The organisation has this week published Achieving Great Art for Everyone, a consultation paper putting forward its priorities for the next ten years. The arts sector is being asked to voice its own views on the plans, which will be taken into account by ACE, before a final strategy framework is published later in 2010, after the general election.
ACE chief executive Alan Davey said that the document was being created in part in response to criticisms of the arts council’s handling of its last investment strategy and hoped it would help avoid the clashes which had occurred between the sector and ACE on that occasion.
He explained: “What we’ve put up is something to be shot down or talked about, if you like. We want lots of discussion about it. That takes place over three months, we absorb it and, when there’s a new government, we’ll come back with what people have said and we’ll say what we think, our judgment.
“We’ll then convert that into a framework for the next investment strategy and beyond.
“If you look at companies in the commercial world who have done well, they’ve thought about ten years ahead and they’ve stuck to it through thick and thin - through short-term market fluctuations. We in the arts need to think a bit like that. I think we’re capable of doing it, because artists do tend to think long term and I think we [the arts council] need to acknowledge that.”
Davey added that the ten-year plan was intended to be “politician-proof, so that it doesn’t really matter what the political climate is, we’re clear what we want to do in the arts”.
One of the more radical suggestions in the consultation is a thorough shake-up of ACE’s current funding system, which would see Grants for the Arts retained in its current form, but all other methods of funding re-considered and made more flexible.
This could mean new one-year, two-year or even five-year funding deals, while ACE is also investigating the possibility of offering loans or guarantees against loss, in place of traditional subsidy.
“I think we have to look at new business models like that going forward,” said Davey, “whether we return to what the arts council used to do in the past, which is written guarantees and that sort of thing - I think it should all be in the mix.”

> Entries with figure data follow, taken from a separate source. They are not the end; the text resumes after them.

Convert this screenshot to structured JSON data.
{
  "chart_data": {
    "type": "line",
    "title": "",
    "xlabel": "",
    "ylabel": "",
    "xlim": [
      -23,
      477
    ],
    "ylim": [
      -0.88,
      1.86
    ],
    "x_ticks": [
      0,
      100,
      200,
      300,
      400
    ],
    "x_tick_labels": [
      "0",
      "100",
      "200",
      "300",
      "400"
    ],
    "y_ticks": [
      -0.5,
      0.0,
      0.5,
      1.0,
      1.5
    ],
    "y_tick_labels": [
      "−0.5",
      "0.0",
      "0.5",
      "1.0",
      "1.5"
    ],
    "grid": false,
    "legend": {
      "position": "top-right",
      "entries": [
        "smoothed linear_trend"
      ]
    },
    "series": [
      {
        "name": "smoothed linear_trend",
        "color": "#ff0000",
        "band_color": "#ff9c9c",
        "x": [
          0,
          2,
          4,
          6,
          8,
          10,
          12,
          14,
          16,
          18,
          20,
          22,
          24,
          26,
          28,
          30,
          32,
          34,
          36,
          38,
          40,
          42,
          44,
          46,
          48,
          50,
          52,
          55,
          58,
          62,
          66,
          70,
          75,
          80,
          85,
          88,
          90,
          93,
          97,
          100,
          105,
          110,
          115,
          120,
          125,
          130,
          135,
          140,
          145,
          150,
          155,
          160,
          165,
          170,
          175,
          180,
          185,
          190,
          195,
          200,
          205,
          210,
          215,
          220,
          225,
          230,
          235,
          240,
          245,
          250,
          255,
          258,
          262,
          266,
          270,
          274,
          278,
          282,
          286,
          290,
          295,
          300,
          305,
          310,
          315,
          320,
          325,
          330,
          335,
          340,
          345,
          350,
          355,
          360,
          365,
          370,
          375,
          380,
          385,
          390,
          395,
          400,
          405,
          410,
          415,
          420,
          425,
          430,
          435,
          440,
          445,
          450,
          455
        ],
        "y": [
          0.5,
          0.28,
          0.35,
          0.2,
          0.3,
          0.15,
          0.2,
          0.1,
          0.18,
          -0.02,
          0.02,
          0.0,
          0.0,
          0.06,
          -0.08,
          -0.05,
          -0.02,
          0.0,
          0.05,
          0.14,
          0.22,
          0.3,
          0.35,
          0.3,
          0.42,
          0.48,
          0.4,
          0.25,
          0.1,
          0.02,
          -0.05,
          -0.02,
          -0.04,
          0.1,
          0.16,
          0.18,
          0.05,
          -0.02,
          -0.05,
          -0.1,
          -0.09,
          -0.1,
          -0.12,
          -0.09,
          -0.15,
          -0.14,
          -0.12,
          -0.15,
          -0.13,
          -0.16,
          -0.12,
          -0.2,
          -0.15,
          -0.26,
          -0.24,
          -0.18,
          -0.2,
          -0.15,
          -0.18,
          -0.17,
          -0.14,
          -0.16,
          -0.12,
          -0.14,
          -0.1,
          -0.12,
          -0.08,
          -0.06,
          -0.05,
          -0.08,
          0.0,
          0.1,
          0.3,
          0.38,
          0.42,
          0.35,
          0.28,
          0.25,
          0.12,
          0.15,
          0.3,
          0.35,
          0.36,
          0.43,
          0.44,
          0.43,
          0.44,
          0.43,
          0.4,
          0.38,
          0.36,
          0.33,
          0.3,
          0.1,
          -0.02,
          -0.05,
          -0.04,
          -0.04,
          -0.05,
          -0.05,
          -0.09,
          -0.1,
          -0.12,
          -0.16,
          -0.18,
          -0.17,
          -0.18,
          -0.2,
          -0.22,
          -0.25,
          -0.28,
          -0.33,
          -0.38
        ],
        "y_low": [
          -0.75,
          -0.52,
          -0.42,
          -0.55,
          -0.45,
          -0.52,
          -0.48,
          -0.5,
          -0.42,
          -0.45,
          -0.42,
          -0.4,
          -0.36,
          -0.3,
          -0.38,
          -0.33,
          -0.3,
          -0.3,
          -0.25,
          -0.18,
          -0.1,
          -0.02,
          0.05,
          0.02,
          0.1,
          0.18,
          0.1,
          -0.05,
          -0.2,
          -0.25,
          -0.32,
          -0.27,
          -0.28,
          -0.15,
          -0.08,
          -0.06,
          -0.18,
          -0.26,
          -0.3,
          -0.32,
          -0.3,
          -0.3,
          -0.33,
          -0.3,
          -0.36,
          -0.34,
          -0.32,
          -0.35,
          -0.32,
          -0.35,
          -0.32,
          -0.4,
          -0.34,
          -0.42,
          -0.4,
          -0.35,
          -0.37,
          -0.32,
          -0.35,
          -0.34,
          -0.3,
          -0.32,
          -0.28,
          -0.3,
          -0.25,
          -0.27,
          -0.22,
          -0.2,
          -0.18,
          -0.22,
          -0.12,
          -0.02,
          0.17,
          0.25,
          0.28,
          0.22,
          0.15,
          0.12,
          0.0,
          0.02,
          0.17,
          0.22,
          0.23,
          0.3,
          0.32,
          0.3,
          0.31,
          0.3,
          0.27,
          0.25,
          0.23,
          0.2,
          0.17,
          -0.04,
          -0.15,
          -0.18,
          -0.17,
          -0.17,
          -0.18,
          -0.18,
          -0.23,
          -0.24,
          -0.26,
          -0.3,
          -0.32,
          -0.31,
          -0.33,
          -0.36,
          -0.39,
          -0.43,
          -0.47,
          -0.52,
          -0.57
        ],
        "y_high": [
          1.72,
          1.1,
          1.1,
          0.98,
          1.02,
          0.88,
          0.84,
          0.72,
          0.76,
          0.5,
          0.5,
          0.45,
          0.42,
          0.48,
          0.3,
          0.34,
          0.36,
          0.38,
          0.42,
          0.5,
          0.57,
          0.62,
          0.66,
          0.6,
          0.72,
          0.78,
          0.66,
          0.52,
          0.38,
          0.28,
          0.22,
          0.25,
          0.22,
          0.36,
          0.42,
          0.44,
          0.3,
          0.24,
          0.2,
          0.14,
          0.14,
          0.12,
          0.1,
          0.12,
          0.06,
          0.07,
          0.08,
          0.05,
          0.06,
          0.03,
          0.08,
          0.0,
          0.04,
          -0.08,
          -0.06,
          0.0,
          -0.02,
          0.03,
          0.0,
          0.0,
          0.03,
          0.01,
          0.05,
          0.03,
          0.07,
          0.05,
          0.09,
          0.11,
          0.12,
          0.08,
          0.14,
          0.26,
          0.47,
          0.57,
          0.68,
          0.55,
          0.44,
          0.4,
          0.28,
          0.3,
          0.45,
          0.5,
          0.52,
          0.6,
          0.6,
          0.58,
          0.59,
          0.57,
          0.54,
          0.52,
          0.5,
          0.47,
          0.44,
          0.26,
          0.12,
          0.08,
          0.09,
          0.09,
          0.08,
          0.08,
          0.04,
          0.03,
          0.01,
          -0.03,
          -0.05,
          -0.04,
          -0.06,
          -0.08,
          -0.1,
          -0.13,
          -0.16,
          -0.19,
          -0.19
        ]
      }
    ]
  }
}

Meanwhile, Davey said that if the new strategy involved offering funding agreements to commercial theatre producers, it would most likely be focused on the touring market.
Other key priorities laid out in the consultation paper include establishing arts education as a curriculum requirement in secondary school education, increasing the number of “diverse artists” working with established organisations, securing more high-quality arts coverage on broadcast media and in the national press, and increasing international exposure for work created in England.
“The thing I want to emphasise is it’s about pushing boundaries, about giving arts and artists and companies space to experiment and create and move the art forms forward,” added Davey.
“The worst thing we could do would be to allow the publicly funded arts to become stale and boring.”
The consultation is available at www.artscouncil.org.uk/consultation and runs until April 14.